Artemis II Came Closer Than Anyone in 54 Years
On April 6, 2026, Commander Reid Wiseman, Pilot Victor Glover, and Mission Specialists Christina Koch and Jeremy Hansen flew the Orion spacecraft within 4,067 miles of the lunar surface during a seven-hour arc over the far side. It was the closest any human crew had come to the moon since Eugene Cernan left it in December 1972. The same month Harrison Schmitt found the orange soil.
The crew was not just sightseeing. One of their explicit scientific objectives was to document color, brightness, and texture variation across the terrain. These three variables are how geologists, from orbit or from the ground, read what a surface is made of without touching it. The Artemis II crew photographed Vavilov Crater on the Hertzsprung Basin rim, the ancient floor of the South Pole-Aitken Basin (one of the largest confirmed impact structures in the solar system), and Orientale Basin, 580 miles wide, 3.8 billion years old, and still containing excavated material from deep within the lunar interior.
They also reported watching six meteoroid impacts flash on the darkened lunar surface during a near-total solar eclipse. The moon, it turns out, is still being written.
The Earthset image the crew captured that day shows the lunar surface as “grey-brown.” Not grey. Grey-brown: the honest color of a world made of iron and silica and volcanic history. The crescent Earth setting behind its cratered edge looks impossibly fragile by comparison.
What Comes Next
The full Artemis II image set is still being downlinked and processed as of this writing. The initial gallery reveals the far side features the crew documented, including the Hertzsprung Basin’s concentric mountain rings and the terminator-sharp shadows of Ohm Crater’s terraced walls. More images will follow.

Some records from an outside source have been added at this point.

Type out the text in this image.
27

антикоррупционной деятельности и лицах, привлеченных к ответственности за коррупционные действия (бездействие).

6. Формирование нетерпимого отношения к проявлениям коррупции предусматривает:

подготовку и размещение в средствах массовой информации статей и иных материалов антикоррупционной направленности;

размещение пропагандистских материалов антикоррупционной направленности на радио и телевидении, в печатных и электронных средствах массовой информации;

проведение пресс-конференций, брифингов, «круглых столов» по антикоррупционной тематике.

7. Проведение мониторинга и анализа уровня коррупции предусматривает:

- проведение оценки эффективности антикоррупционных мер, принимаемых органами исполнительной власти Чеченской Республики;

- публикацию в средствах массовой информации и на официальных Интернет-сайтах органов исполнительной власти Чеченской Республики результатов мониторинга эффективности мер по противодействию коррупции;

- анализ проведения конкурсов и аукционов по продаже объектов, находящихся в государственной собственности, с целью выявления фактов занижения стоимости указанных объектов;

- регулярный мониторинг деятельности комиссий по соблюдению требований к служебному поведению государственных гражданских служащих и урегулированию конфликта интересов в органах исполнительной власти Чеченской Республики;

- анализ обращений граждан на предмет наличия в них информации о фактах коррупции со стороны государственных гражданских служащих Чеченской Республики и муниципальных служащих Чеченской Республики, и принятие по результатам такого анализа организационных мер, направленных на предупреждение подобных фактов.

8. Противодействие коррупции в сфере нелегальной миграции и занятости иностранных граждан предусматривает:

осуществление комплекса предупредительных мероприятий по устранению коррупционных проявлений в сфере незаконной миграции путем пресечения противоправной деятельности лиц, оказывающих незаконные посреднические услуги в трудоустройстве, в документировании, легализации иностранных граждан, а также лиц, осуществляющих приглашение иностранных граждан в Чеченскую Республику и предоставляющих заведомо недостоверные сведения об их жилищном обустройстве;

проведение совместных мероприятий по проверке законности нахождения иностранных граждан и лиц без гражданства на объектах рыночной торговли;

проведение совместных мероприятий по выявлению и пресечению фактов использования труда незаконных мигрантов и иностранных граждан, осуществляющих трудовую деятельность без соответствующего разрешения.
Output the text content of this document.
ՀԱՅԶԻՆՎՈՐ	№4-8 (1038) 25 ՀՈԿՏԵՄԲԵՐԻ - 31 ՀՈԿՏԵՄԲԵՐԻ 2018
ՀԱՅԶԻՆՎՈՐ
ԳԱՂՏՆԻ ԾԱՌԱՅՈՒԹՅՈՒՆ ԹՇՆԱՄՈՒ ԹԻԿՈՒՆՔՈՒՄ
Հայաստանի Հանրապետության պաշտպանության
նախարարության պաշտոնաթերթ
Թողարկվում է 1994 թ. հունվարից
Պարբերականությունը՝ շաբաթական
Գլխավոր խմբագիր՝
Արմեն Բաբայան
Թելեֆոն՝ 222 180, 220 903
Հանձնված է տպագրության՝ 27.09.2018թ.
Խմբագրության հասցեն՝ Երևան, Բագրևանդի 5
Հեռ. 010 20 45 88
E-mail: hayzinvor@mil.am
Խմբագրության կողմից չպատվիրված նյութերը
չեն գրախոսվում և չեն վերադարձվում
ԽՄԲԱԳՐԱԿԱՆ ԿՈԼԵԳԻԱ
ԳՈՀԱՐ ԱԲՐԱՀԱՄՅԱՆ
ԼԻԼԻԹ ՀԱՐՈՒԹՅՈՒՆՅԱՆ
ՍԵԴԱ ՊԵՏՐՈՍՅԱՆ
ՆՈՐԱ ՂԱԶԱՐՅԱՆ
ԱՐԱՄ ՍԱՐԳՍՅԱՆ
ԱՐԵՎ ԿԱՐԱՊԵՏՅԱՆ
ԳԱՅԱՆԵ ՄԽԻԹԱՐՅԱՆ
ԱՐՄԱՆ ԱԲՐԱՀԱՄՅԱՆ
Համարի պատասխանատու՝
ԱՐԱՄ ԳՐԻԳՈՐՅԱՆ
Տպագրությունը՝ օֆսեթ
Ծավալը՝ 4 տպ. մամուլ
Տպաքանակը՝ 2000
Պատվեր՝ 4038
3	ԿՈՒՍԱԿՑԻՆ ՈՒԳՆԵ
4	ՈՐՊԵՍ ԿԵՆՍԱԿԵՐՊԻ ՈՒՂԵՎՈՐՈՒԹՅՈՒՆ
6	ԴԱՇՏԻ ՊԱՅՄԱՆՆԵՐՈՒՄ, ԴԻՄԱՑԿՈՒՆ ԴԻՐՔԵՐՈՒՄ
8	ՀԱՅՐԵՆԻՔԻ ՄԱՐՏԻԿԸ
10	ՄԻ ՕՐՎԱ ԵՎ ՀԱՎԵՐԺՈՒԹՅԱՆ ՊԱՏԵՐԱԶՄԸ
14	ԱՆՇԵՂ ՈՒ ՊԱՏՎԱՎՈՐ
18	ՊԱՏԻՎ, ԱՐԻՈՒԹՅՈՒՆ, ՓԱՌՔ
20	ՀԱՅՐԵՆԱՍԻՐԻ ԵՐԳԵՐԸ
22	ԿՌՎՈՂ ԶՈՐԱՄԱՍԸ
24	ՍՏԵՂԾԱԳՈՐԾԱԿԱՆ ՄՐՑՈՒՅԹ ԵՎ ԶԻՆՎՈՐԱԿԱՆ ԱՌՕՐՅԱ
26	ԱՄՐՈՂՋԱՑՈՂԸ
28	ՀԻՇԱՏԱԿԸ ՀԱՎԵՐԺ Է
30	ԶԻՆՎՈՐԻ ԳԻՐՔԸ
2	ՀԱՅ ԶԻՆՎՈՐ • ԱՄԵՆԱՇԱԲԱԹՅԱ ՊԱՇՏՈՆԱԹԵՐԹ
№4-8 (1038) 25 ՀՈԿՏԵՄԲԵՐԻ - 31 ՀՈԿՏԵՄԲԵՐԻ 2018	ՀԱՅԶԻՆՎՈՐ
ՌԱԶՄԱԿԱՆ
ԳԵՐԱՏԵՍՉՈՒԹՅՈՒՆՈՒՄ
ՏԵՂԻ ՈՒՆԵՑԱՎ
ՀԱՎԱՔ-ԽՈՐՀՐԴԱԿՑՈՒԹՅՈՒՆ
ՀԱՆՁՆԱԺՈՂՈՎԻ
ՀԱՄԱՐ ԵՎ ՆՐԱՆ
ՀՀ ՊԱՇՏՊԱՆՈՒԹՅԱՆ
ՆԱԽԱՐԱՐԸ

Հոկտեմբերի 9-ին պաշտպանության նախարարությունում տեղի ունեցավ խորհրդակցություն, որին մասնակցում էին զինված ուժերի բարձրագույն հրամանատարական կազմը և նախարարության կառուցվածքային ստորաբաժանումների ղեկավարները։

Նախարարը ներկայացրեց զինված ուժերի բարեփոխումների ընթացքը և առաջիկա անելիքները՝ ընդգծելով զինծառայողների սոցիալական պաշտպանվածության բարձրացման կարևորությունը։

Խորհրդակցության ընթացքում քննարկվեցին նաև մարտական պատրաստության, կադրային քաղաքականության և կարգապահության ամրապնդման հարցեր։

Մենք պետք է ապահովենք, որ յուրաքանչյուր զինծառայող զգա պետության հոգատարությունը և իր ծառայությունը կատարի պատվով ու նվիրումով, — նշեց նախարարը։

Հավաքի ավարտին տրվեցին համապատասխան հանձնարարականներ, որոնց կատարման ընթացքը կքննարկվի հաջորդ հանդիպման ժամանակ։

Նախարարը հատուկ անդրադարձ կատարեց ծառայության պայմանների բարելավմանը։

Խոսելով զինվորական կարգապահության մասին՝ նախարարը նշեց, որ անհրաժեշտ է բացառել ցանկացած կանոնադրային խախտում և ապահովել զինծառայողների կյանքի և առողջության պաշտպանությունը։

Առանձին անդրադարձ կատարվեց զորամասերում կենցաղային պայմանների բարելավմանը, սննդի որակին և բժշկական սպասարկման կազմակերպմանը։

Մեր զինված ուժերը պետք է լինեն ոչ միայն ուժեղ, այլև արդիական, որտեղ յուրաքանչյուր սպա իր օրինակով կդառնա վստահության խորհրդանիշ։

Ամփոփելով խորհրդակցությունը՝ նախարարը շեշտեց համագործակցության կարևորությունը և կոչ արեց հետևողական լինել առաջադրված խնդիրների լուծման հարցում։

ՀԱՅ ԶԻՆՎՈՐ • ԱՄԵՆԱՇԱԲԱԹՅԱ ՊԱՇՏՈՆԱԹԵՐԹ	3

Artemis III, which aims to land humans near the lunar south pole, will be the first crewed landing since Apollo 17. When those astronauts step out and look around, they will do so in an area we have never visited: a region of permanently shadowed craters, ancient ice deposits, and a geological record untouched for billions of years. They may find more orange. They may find more colors we have not named yet. What they see will change them, the way it changed everyone who has seen the lunar surface in person, which is 12 people in all of human history.
The full color image of the moon is still being taken.
Somewhere on the surface of the moon, three billion years ago, a volcanic vent opened and flung glass beads into the sky. They landed, cooled, and waited. In 1972, a geologist in a spacesuit kicked one with his boot and said: orange. That moment is still reverberating.